What sets Bahrani apart from some of the other directors in Scott's neo-neo-realist pantheon, such as Lance Hammer (Ballast) and Kelly Reichardt (Wendy and Lucy, Old Joy), is that he can put miserable people on the screen and generate something from their presence that's richer and more complicated than mere pathos or the warm feeling some moviegoers get from feeling sorry for poor people. And as he demonstrated with his nonprofessional leads in both Man Push Cart and Chop Shop, he's also different from some of his alleged peers in that he knows how to get non-actors to behave expressively and to hold the screen, instead of filling a movie with nonprofessionals and inviting the audience to admire how authentically uninteresting they are. In an interview with the director at SpoutBlog, Noralli Ryan Fores described a moment during filming when Galindo pulled Bahrani aside "to ask why it was that [Solo's] character at this moment seemed so sad. 'I don’t know; why do you think he is so sad?' Bahrani asked." That kind of intelligent openness to the mystery of what people are about suffuses the picture. You can taste it even in Michael Simmonds's cinematography, which makes Winston-Salem seem like a place so alive that it seems likely that every bit player would have a story worth telling.
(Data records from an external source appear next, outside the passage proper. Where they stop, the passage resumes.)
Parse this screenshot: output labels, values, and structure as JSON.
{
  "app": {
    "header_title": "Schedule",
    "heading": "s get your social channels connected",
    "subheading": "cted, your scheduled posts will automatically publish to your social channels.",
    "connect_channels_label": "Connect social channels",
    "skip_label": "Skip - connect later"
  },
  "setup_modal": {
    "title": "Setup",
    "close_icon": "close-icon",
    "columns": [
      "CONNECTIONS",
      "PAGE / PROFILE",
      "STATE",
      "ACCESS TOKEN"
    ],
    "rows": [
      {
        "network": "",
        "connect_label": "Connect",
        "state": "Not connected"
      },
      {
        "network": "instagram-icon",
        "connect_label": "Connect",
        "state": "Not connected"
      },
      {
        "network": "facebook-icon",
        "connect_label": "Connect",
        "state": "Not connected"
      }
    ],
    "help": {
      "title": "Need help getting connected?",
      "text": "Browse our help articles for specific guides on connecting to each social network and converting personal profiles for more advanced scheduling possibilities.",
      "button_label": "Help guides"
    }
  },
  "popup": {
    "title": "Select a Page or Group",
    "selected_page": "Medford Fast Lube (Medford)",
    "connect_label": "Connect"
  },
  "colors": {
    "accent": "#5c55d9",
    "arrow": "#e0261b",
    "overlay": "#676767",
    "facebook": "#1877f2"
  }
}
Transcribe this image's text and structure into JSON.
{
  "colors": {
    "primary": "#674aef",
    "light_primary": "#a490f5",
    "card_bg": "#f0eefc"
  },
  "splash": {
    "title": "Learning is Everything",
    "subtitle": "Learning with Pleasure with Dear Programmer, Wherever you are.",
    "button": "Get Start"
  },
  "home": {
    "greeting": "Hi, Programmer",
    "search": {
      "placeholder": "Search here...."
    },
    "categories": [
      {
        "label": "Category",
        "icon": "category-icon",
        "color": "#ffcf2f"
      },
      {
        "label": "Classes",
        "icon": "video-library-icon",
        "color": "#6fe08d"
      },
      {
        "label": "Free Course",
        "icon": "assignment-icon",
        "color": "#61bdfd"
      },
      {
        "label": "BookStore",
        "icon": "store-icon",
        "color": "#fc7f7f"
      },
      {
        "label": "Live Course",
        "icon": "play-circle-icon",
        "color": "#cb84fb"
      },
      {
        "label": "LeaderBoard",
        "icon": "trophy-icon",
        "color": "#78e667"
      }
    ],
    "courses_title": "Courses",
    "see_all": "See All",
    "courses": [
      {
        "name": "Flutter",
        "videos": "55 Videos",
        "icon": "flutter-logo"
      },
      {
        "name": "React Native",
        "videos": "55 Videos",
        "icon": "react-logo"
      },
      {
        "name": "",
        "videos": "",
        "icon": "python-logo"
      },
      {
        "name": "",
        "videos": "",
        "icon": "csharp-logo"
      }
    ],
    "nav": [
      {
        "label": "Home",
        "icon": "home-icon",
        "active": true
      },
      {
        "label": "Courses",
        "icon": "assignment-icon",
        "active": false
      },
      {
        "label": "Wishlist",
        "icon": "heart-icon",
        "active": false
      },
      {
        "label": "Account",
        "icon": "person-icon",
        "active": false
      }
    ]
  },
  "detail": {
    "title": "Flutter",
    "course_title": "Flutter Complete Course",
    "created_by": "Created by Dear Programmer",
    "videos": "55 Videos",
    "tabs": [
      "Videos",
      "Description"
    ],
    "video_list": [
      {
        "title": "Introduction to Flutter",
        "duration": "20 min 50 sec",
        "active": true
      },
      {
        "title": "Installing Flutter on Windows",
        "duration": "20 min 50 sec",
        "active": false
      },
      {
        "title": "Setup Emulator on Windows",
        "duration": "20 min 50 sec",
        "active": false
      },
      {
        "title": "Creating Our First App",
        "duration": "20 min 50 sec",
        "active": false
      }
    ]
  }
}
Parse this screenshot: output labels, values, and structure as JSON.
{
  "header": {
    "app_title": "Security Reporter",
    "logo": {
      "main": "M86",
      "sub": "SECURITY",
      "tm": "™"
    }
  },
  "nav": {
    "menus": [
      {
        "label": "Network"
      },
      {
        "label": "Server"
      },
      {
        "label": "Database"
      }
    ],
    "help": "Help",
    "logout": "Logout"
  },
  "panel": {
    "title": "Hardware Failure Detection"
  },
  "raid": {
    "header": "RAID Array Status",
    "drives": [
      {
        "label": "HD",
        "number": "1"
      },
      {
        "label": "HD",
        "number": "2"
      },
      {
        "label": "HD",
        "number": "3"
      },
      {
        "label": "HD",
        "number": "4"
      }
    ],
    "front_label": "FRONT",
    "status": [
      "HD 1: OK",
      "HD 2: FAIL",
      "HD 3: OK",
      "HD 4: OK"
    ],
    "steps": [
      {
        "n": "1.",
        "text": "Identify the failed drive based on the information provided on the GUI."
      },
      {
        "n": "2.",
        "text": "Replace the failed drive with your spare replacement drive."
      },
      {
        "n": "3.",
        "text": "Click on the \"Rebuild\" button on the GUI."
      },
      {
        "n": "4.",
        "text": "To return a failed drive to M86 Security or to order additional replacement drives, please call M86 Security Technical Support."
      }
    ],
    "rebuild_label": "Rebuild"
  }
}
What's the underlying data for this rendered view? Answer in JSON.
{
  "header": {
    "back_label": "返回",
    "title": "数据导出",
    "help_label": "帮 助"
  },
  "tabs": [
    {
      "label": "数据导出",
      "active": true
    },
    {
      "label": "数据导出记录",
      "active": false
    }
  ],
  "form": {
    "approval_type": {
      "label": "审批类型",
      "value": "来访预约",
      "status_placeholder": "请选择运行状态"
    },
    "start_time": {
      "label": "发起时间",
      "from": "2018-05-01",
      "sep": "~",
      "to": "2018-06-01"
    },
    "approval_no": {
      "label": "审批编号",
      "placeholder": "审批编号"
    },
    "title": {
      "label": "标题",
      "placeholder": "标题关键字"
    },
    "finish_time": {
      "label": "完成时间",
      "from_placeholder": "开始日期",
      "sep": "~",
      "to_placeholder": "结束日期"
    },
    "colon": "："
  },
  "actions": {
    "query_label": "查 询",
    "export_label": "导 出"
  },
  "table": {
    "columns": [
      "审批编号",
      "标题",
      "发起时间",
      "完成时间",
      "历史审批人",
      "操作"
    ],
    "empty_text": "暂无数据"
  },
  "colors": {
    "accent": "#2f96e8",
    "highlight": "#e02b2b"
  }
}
The movie's web site describes Souléymane Sy Savané as a "former flight attendant, high-fashion runway model and African televison star." I don't know what he got up to on African TV, but Savané's performance in this, his first movie, is altogether remarkable. It's earned comparisons to Sally Hawkins's work in Mike Leigh's Happy-Go-Lucky, and it's a similar kind of high-wire feat, in that you may be aware of how easily Solo's cheerful determination to insert himself into other people's lives, whether they want him to or not, because he thinks he can get them to share his affable worldview (and then everything will be all right) could easily make him one irritating son of a bitch. Solo doesn't have as secure a support network or financial status as Happy-Go-Lucky's Poppy, and there are moments when life wipes the smile off Solo's face and leaves him winded. Even then, he never senses what's clear to the audience, which is that his indefatigable good cheer and expansive nature are every bit as mysterious as William's determination to pull defeat out of the jaws of acceptance and possibility--or, as William might see it, to go out on his own terms.

As William, Red West has the most well-worn face, in terms of its exposure to the camera, of anyone who's been in a Bahrani movie to date. The 72-year-old West is best known as a member of the Memphis Mafia, the group of old pals and bodyguards that settled around Elvis Presley. You can catch glimpses of him in Elvis on Tour and Elvis: That's the Way It Is, but long before that, he had broken into movies and TV as a stunt man, with help from actor and Friend of Elvis Nick Adams, who hired West to work on his TV series The Rebel. That eventually led to scads of acting jobs, mostly in small roles, in such movies as Walking Tall and Framed and a shitload of TV. More recently, he appeared in Oliver Stone's Natural Born Killers, Francis Ford Coppola's The Rainmaker, Robert Altman's Cookie's Fortune, and Ira Sachs's 40 Shades of Blue, though his most prominent role in a film may have been in the 1989 bad-laugh classic Road House. He's a hard-working pro, and in Goodbye Solo, he looks like an inexplicably magnetic old man who Bahrani lured over from standing in line at the DMV. Nothing in West's catalog of eighty-something movie and TV appearances would give you much reason to think that he could pull off what's asked of him here. William turns out to have a greater tolerance for Solo's company than you might have guessed, and he also turns out to be capable of going from ornery to scary when he feels that Solo's crossed the line. Then the moment passes, and you can see that William has one more trespass to regret, and that it'll be bothering him long after Solo has shrugged it off, which happens pretty much instantaneously. West never overplays his hand, and you can't take your eyes off him. The next time he runs into Elvis, who famously fired him and banished him from his sight a year before the King's death, West can delight his old pard with the news that, of the two of them, he was the one who wound up getting the breakthrough movie role.